The algorithm represents a smarter step forward compared to previous work in the field. Other algorithms force one to start with a predefined model, which introduces a constraint into the experiment and can skew the results. “Our algorithm can automatically and autonomously decide which model is the best model out of n models, at any given time, depending on the acquired data,” said Talapatra. The autonomous computer program reduces the number of steps and limits the use of limited resources. Since it can start with as few as two experiments as initial data points, the algorithm is ideal for optimizing initial experiments and discerning the best path forward.

It can be used as a one-step tool by experimentalists to simply decide on the next material to explore, or as a purely computational tool to replace expensive computational models and reduce computational costs. It can also be used in a combined experimental and computational setup. At the very least, this framework provides a very efficient means of building the initial data set since it may be used to guide experiments or calculations by focusing on gathering data in those sections of the materials design space which will result in the most efficient path to achieving the optimal material.

“Typically, materials research occurs in a very ad-hoc way and serendipity tends to be the rule, rather than the exception,” said Talapatra. “The problem is you often don’t know the fundamental physics behind why a material is or is not working. Our models are not precise enough. When you start a materials discovery journey, you start with the very basic physical knowledge, such as the number of electrons and what happens when the elements join together. You have to find the similarities between the features and the properties.”

“We included as much science as possible in the (artificial intelligence) models,” said Boluki, a doctoral student who will defend his thesis next fall. Boluki and Talapatra worked as implementers in the project and coded it in python together.

The paper on the algorithm has been peer reviewed, presented at several conferences and given good feedback from the materials science and engineering community. Engineers and scientists at Texas A&M are already using the program.

From cell pathology to materials science: The mathematical underpinning

In 2011, Qian and Dougherty began collaborating on enhancing experiment design in biomedical research.
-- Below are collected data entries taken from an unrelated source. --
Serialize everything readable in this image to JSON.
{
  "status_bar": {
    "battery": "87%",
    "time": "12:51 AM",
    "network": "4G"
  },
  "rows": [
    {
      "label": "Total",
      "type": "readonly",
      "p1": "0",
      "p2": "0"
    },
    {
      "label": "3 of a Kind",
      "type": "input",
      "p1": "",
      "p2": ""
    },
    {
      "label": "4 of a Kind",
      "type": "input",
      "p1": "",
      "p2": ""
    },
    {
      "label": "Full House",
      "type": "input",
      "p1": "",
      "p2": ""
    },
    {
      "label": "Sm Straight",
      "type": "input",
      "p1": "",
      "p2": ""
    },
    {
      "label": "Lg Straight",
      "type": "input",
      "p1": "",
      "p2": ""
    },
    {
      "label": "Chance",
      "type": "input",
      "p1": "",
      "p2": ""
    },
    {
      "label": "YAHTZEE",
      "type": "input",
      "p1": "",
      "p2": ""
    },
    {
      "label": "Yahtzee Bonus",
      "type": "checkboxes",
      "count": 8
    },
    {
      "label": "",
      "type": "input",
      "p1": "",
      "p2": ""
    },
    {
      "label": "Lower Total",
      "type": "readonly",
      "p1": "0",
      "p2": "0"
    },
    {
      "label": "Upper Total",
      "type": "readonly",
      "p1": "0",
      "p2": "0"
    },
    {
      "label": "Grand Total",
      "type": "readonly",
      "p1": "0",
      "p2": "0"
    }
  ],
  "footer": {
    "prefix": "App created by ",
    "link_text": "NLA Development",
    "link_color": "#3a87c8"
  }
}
They utilized mathematical models to see when cells are going to the tumor stage.

That same year, federal policymakers announced the Materials Genome Initiative, which aims to accelerate the discovery of new advanced materials by combining the use of computational and experimental tools along with digital data. Over the last eight years, nationwide, much time, money and resources have been invested in this effort.

Qian and Dougherty turned their focus to materials science problems in 2013. The team started working on optimal design problems two years ago, initially collaborating with Drs. Turab Lookman and Prasanna Balachandran from Los Alamos National Laboratory. Current paradigms are typically centered around the idea of exploring the materials space through experimentation or computation and their approach showed that there are more efficient ways of discovering materials.

“While other people were focusing on the generation and analysis of huge amounts of data, we realized that the best way forward was to focus on experiment design — how to explore the vast domain of possible materials and increase our chances of success by choosing materials with a goal, target property, or response in mind,” said Talapatra.